4. Setup (One-Time SQL)

This SQL was run to define the relationship between the volume and the storage location in Azure

Naming Convention

Replace BC_CUSTOMER, with your feed name.

-- Create the Source Volume (connected to where raw files land)
CREATE EXTERNAL VOLUME deal_dev.bronze.br_cbs_bc_subscriber
LOCATION 'abfss://source-files@dhidatalakestoreucdev.dfs.core.windows.net/BC_CUSTOMER'

-- Create the System Volume (Where we store checkpoints)
CREATE EXTERNAL VOLUME deal_dev.autoloader.bc_customer
LOCATION 'abfss://autoloader-state@dhidatalakestoreucdev.dfs.core.windows.net/BC_CUSTOMER';


5. The Ingestion Code (PySpark)

Use the following template for your ingestion notebook. This example is configured for Pipe-delimited (.unl) files without headers, which is how it will be in new CBS.

from pyspark.sql.types import StructType, StructField, StringType, IntegerType, TimestampType

# Config variables for volumes and source table
source_path = "/Volumes/deal_dev/bronze/br_cbs_bc_subscriber/"
checkpoint_path = "/Volumes/deal_dev/autoloader/bc_customer/"
target_table_name = "deal_dev.bronze.br_cbs_bc_subscriber"


# File header definition
# Since files have no header, you must define columns in the exact order they appear.
custom_schema = StructType([
StructField("customer_id", StringType(), True),
StructField("third_party_customer_key", StringType(), True),
StructField("customer_type", StringType(), True),
StructField("customer_segment", StringType(), True),
# ... Add all your columns here ...
])

Auto Loader Logic

# Read Stream
df_stream = (spark.readStream
.format("cloudFiles")

# Use the CSV engine (because structurally it is a delimited text file)
.option("cloudFiles.format", "csv")

# Tell Auto Loader to look for .unl files specifically
# Without this, it will ignore your files because they don't end in .csv
.option("pathGlobFilter", "*.unl")

# Define custom delimiter (Pipe)
.option("sep", "|")

# File doesnt contain any header
.option("header", "false")

# Match data's date format (yyyyMMddHHmmss)
# .option("timestampFormat", "yyyyMMddHHmmss")

# Treat empty strings between pipes || as NULL, not ""
.option("nullValue", "")

.schema(custom_schema)
.option("cloudFiles.rescuedDataColumn", "_rescued_data")
.load(source_path)
)

# Write Stream
(df_stream.writeStream
.format("delta")

# State management
.option("checkpointLocation", checkpoint_path)

# Trigger Strategy: Run once for all available data, then stop.
# This changes the streaming pipeline to a batch run
.trigger(availableNow=True)

.toTable(target_table)
)
Bonus: Event-Driven Automation (No More Schedules!)

You don't have to run this pipeline on a fixed schedule (e.g., every hour).

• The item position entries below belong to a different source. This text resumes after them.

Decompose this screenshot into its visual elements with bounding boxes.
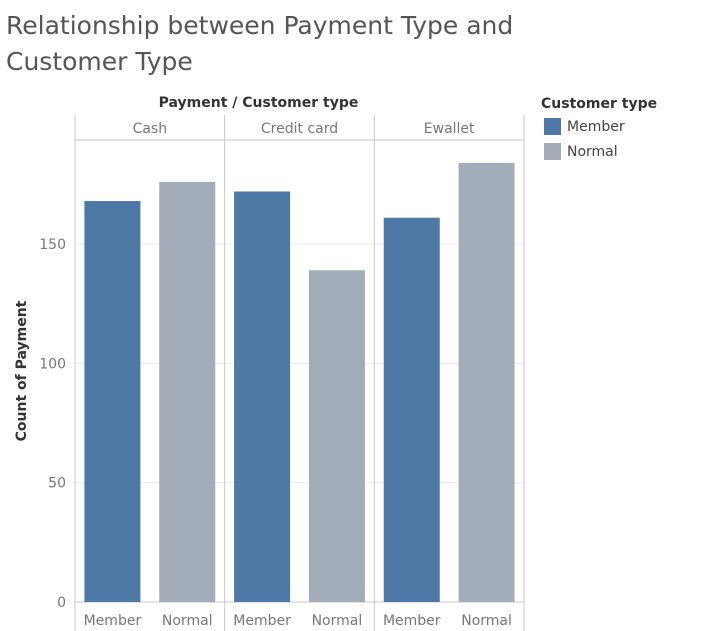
bar-credit-card-member: [234, 191, 291, 602]
x-tick-label: Normal: [162, 613, 213, 629]
legend: Customer type Member Normal: [541, 94, 711, 164]
y-axis-label: Count of Payment: [14, 300, 30, 441]
legend-swatch-normal: [544, 143, 561, 160]
x-tick-label: Member: [233, 613, 291, 629]
legend-title: Customer type: [541, 96, 658, 112]
column-header: Payment / Customer type: [159, 95, 359, 111]
bar-cash-normal: [159, 181, 216, 603]
legend-item-normal[interactable]: Normal: [541, 139, 711, 164]
panel-header-credit-card: Credit card: [261, 121, 338, 137]
bar-credit-card-normal: [308, 270, 365, 602]
bar-ewallet-normal: [458, 162, 515, 602]
y-tick-label: 150: [39, 237, 66, 253]
legend-label-member: Member: [567, 118, 625, 135]
panel-header-cash: Cash: [133, 121, 168, 137]
x-tick-label: Normal: [461, 613, 512, 629]
y-tick-label: 100: [39, 356, 66, 372]
panel-header-ewallet: Ewallet: [424, 121, 475, 137]
bar-ewallet-member: [383, 217, 440, 602]
y-tick-label: 0: [57, 595, 66, 611]
x-tick-label: Member: [84, 613, 142, 629]
legend-swatch-member: [544, 118, 561, 135]
bar-cash-member: [84, 201, 141, 603]
x-tick-label: Normal: [312, 613, 363, 629]
legend-item-member[interactable]: Member: [541, 114, 711, 139]
x-tick-label: Member: [383, 613, 441, 629]
y-tick-label: 50: [48, 476, 66, 492]
legend-label-normal: Normal: [567, 143, 618, 160]
chart-title: Relationship between Payment Type and Cu…: [6, 11, 514, 76]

You can make it Event-Driven to save costs and reduce latency.

How to do it: In Databricks Workflows, set the Trigger type to File Arrival.

  1. Grant the EventGrid EventSubscription Contributor role to the Databrick Connector on the storage account used for the streaming CDR data. This location should be added as an external location in databricks.
  2. Point the trigger to your Source Volume (ADLS Gen2 Container) in jobs.
  3. Set the job to run this notebook.

Why this is powerful:

  • Zero Waste: If no files arrive for 3 days, the cluster never turns on. You pay $0.
  • Instant Processing: The moment a file lands in ADLS, the pipeline wakes up, ingests it using availableNow=True, updates the table, and shuts down immediately.
  • Idempotency: Because Auto Loader tracks state with checkpoints, it doesn't matter if the trigger fires once or ten times—it will never duplicate data.

6. Nuances & Explanation

The _rescued_data Column

note

Always verify this column after your first run!

We enable .option("cloudFiles.rescuedDataColumn", "_rescued_data"). If a row in your source file is corrupt (e.g., has a string "ABC" in an Integer column, or has extra columns), Auto Loader will not crash. Instead, it will:

  1. Set the specific column to NULL.
  2. Save the entire raw row into the _rescued_data JSON column so you can debug it later.